In conflict-affected and fragile states, 40 million children and youth are out of school. Girls education and employment opportunities are further limited by gender-based violence and discrimination. Without school or vocational training, displaced youth sit idle in camps, or if in urban areas, they take their chances working informally. Their enormous potential to contribute to their families and societies goes largely unsupported.
Additionally, adult-focused programs that seek to lift refugee families out of poverty by providing job training or economic strengthening to parents can often have unintended consequences for young children, who may be used for child labor to help the family increase their newly gained means of acquiring an income.
The Women's Refugee Commission works to ensure that displaced youth have opportunities to learn and grow so they can contribute to their communities and one day be able to support themselves and their families. Our work with children and youth falls into four categories; ensuring access to education and livelihoods to young urban refugees, child protection and economic strengthening, which investigates how to prepare for and manage the unintended negative consequences of job-training programs for adult refugees, on the children of these workers, unaccompanied youth (US program) and adolescent girls.
For educations and livelihoods, we conducted research in multiple countries looking at the education and livelihood opportunities available to youth ages 15—24. We met with hundreds of displaced young women and men in Jordan, Liberia, Sierra Leone, southern Sudan, Sudan, Thailand, Uganda and the United States. We listened to them to learn what worked and what could have worked better to support their educational and skills-building needs.
With regards to economic strengthening and child protection, we have been involved in a multi-year study that looks at different economic strengthening (job-training) programs around the world, and the way that these programs have impacted children. The research makes recommendations to practitioners who are implementing these kinds of economic strengthening programs, regarding how to make sure children are protected from practices such as child-labor that may arise when a parent gains access to a means of making a living.
Our work on unaccompanied youth is housed in our Migrant Rights and Justice Program, where we work with the US government to ensure that the rights of immigrant children are protected in policy and practice.
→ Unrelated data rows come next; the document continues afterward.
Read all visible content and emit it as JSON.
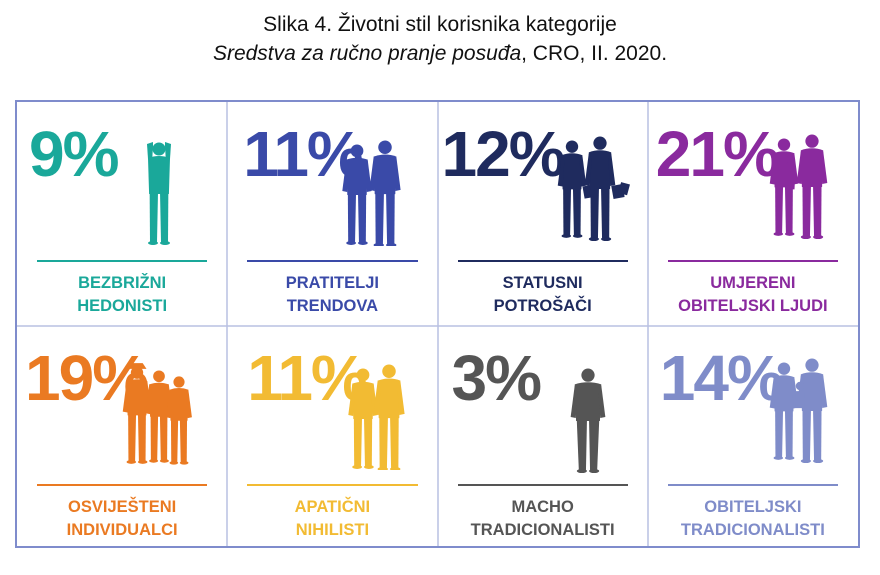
{
  "title": {
    "line1": "Slika 4. Životni stil korisnika kategorije",
    "line2_italic": "Sredstva za ručno pranje posuđa",
    "line2_rest": ", CRO, II. 2020."
  },
  "chart_data": {
    "type": "table",
    "title": "Slika 4. Životni stil korisnika kategorije Sredstva za ručno pranje posuđa, CRO, II. 2020.",
    "unit": "%",
    "segments": [
      {
        "line1": "BEZBRIŽNI",
        "line2": "HEDONISTI",
        "value": 9,
        "display": "9%",
        "color": "#1aa89a",
        "icon": "relaxed-person-icon"
      },
      {
        "line1": "PRATITELJI",
        "line2": "TRENDOVA",
        "value": 11,
        "display": "11%",
        "color": "#3a4aa8",
        "icon": "trendy-couple-icon"
      },
      {
        "line1": "STATUSNI",
        "line2": "POTROŠAČI",
        "value": 12,
        "display": "12%",
        "color": "#1f2b5e",
        "icon": "shopping-couple-icon"
      },
      {
        "line1": "UMJERENI",
        "line2": "OBITELJSKI LJUDI",
        "value": 21,
        "display": "21%",
        "color": "#8a2a9e",
        "icon": "family-icon"
      },
      {
        "line1": "OSVIJEŠTENI",
        "line2": "INDIVIDUALCI",
        "value": 19,
        "display": "19%",
        "color": "#ea7a22",
        "icon": "walking-group-icon"
      },
      {
        "line1": "APATIČNI",
        "line2": "NIHILISTI",
        "value": 11,
        "display": "11%",
        "color": "#f2bb33",
        "icon": "standing-couple-icon"
      },
      {
        "line1": "MACHO",
        "line2": "TRADICIONALISTI",
        "value": 3,
        "display": "3%",
        "color": "#555555",
        "icon": "man-in-suit-icon"
      },
      {
        "line1": "OBITELJSKI",
        "line2": "TRADICIONALISTI",
        "value": 14,
        "display": "14%",
        "color": "#7f8cc9",
        "icon": "parents-with-child-icon"
      }
    ]
  }
}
We have been instrumental in passing laws that protect the rights of unaccompanied children, through work with partnership organizations such as Kids in Need of Defense (KIND).
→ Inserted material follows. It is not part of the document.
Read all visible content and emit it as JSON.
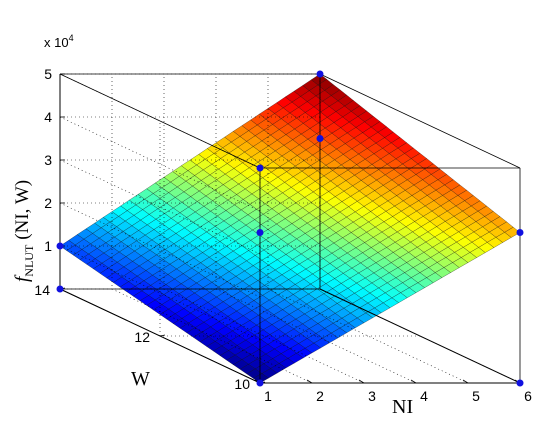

Our work on Adolescent Girls cuts across all of our program areas. In some situations and contexts, our research falls under the category of Children and Youth, such as interventions that offer livelihood trainings for teenage girls. However, in other contexts, such as in a culture where a girl is no longer considered a child upon marriage or childbirth (even when this occurs as young as 14), it is more appropriate to look at adolescent girls through a different lens, for example, Sexual and Reproductive Health. Because our work in this area encompasses many different program areas, we have created our own Program Category specifically focusing on this group, where a wide variety of research can be accumulated.